MBS Live Day Ahead: November Begins Poorly For Bonds. Any Hope?

By: Matthew Graham

The Summer months sure were great for bond markets, weren't they?  Massive rally in June, all-time low yields in July, and reasonable stability just off all-time lows in August.

But things have been unpleasant since then--not just in terms of weakness, but also due to volatility.  Day to day moves have been bigger and seemingly more random.  After failing to break back below the mid 1.5's at the end of September, 10yr yields took October as an opportunity for a fairly quick spike 30bps higher in yield.  Key motivations include increased fears that the ECB will taper its bond buying program, increased certainty of a December Fed hike, and decreased market anxiety over Brexit fallout (due to decent data in the UK).

All of the above has yields on the upper edge of a longer term trend channel formed by the general upward momentum in place since early July's lows.  As November begins, we're left with the sense that bonds called a truce, of sorts, heading into the end of October, and that weakness/selling are once again en vogue heading into the new month.

The first day of any given month can often see a bit of a glut of momentum for better or worse.  Certain trading positions had to be held through month-end and now, new trading positions can be put on for the new month.  Whether or not this wave of weakness continues probably has a lot to do with the market's reaction to tomorrow's FOMC Announcement.  The general expectation is for the Fed to keep rates unchanged, but to make some verbiage change that telegraphs a December hike.
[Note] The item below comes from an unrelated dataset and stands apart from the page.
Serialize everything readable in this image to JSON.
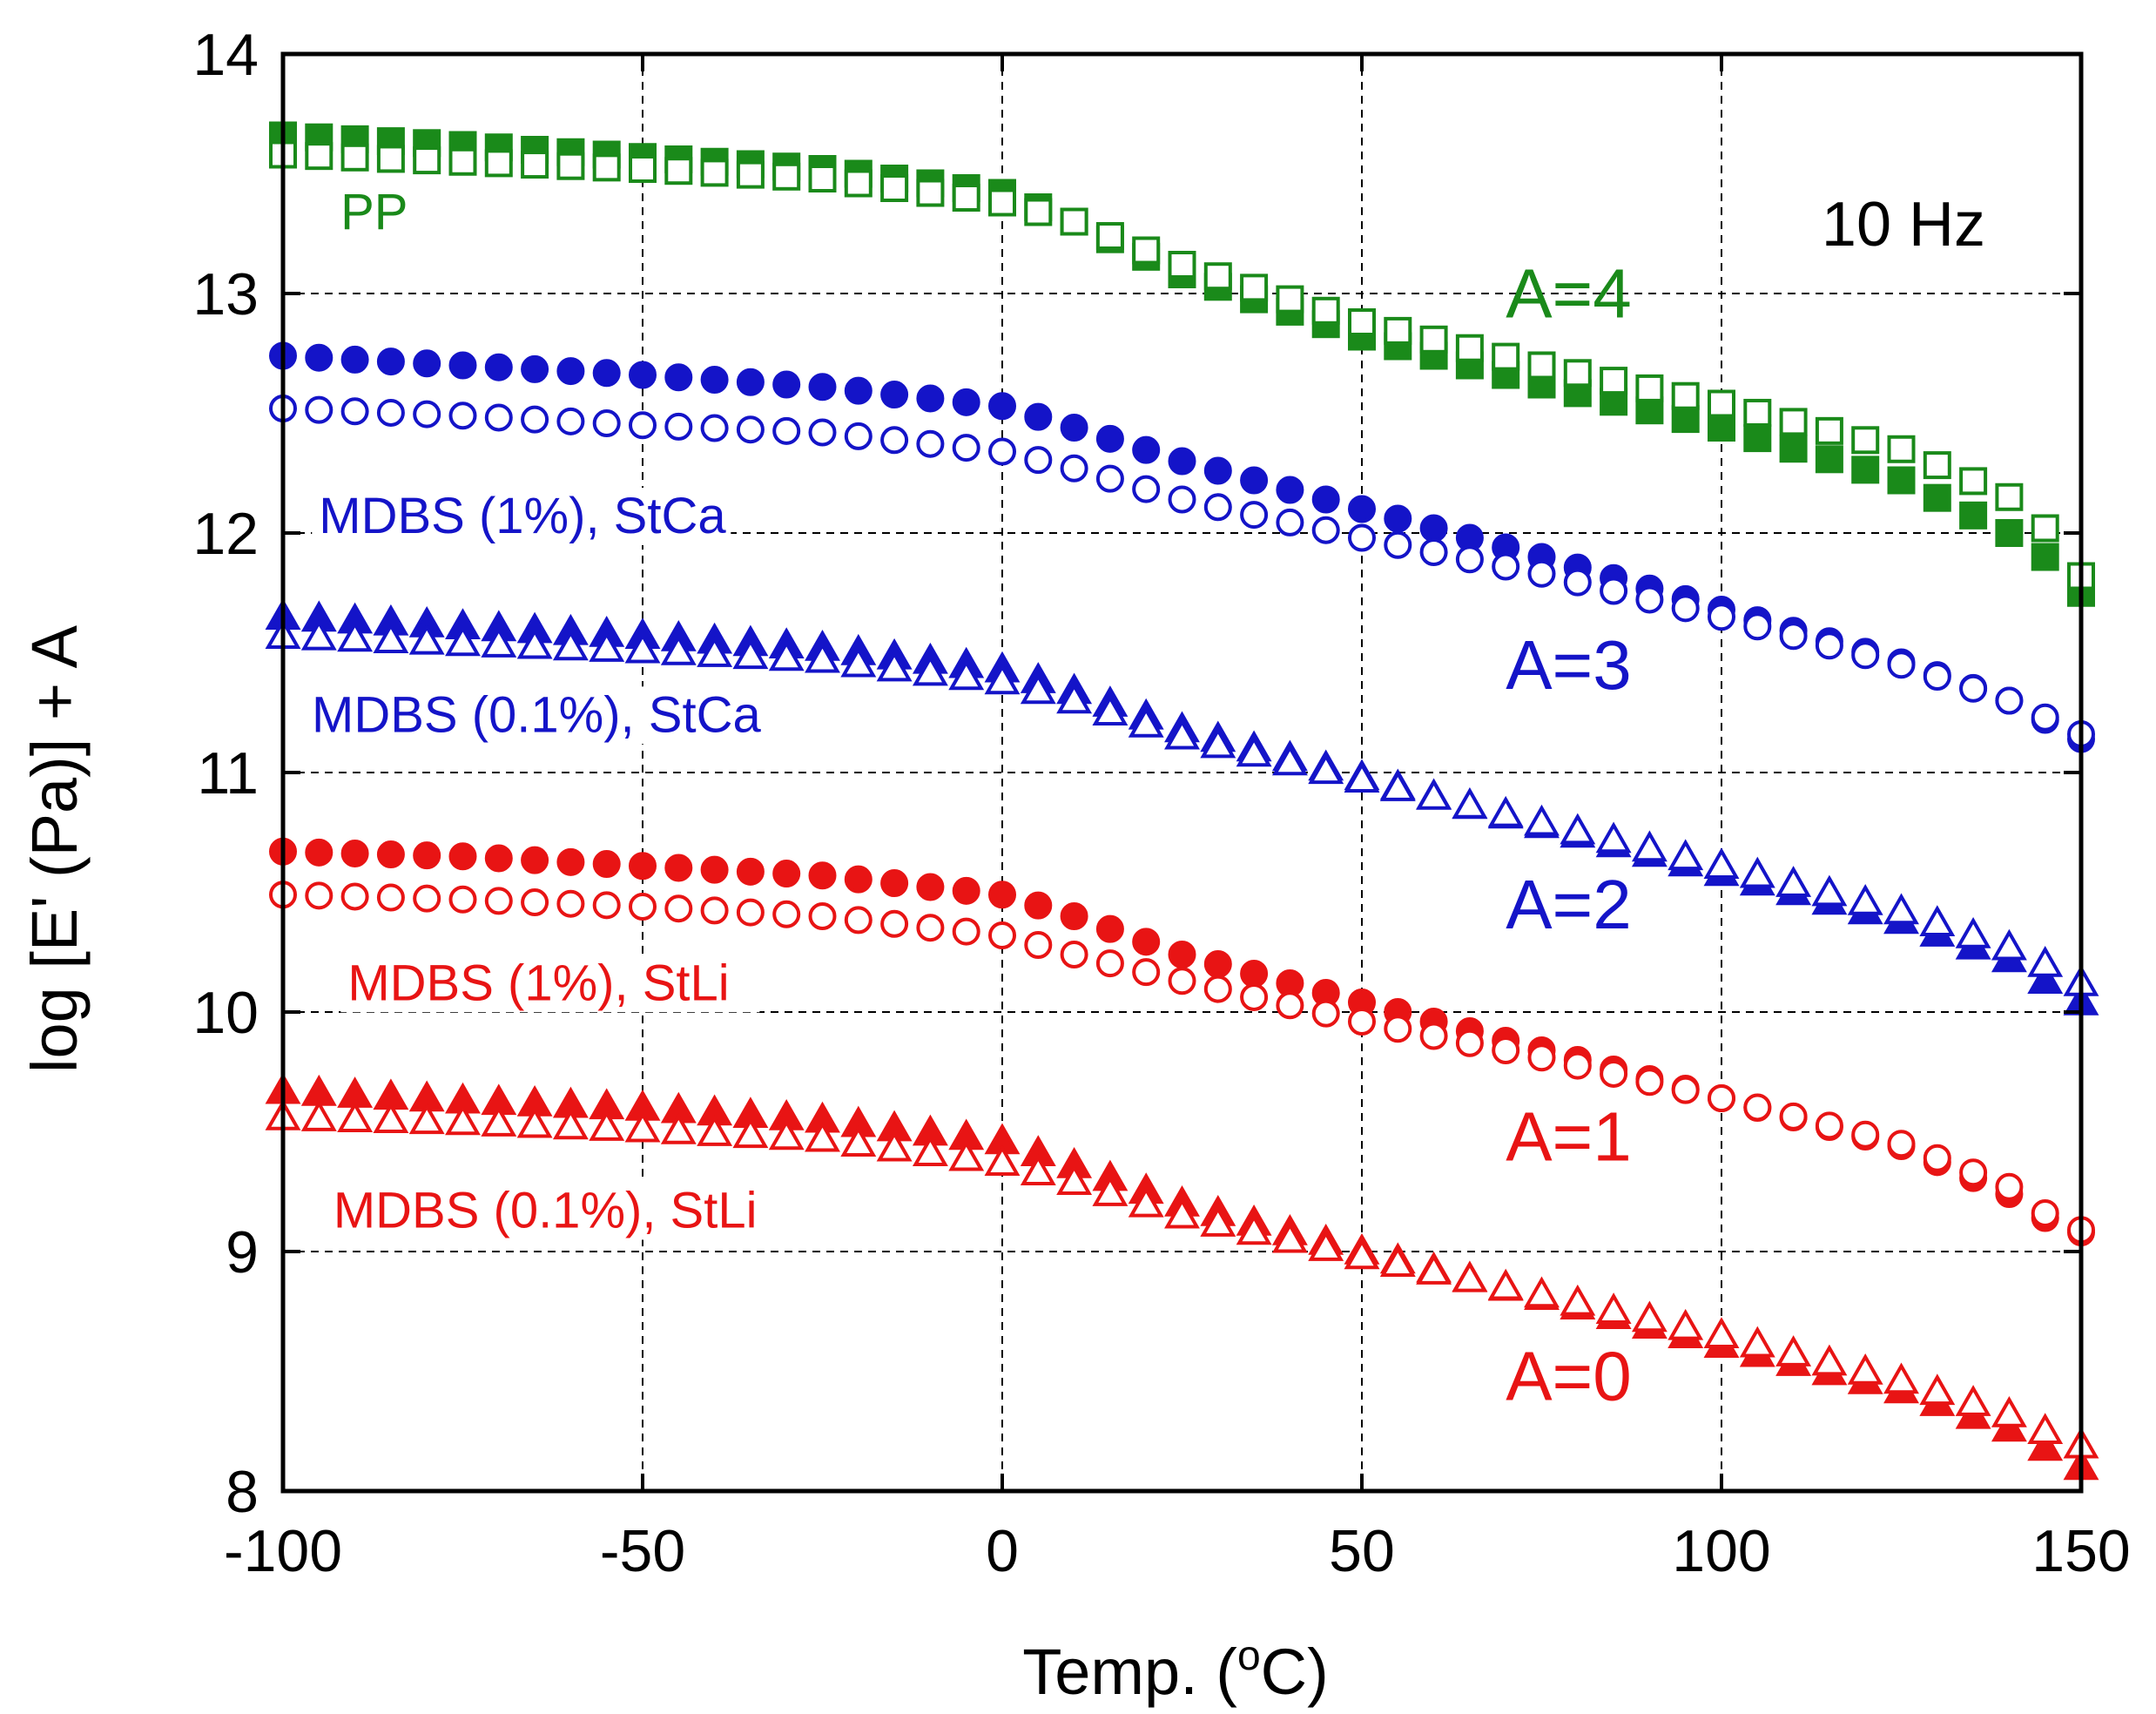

One of our best hopes for a bounce right now is that the Fed foregoes such a verbiage change.  That could be the catalyst for bonds to bounce at the high side of the trend channel.  Incidentally, this would also coincide with a bounce in 'oversold' technical territory.  Bottom line, bonds are at least in a position to bounce, provided today's sell-off doesn't kick into high gear, and provided they see the right signal from the Fed.  

One final point of order: while it's fine to 'hope' for a bounce in bonds, it's also good to be realistic about what's happening here (and what HAS BEEN happening for 2 months now): bonds are in an uptrend.  The uptrend is not your friend.  Assume the uptrend will continue until we have sufficient evidence that it's been defeated.  We have no such evidence at the moment.  Period.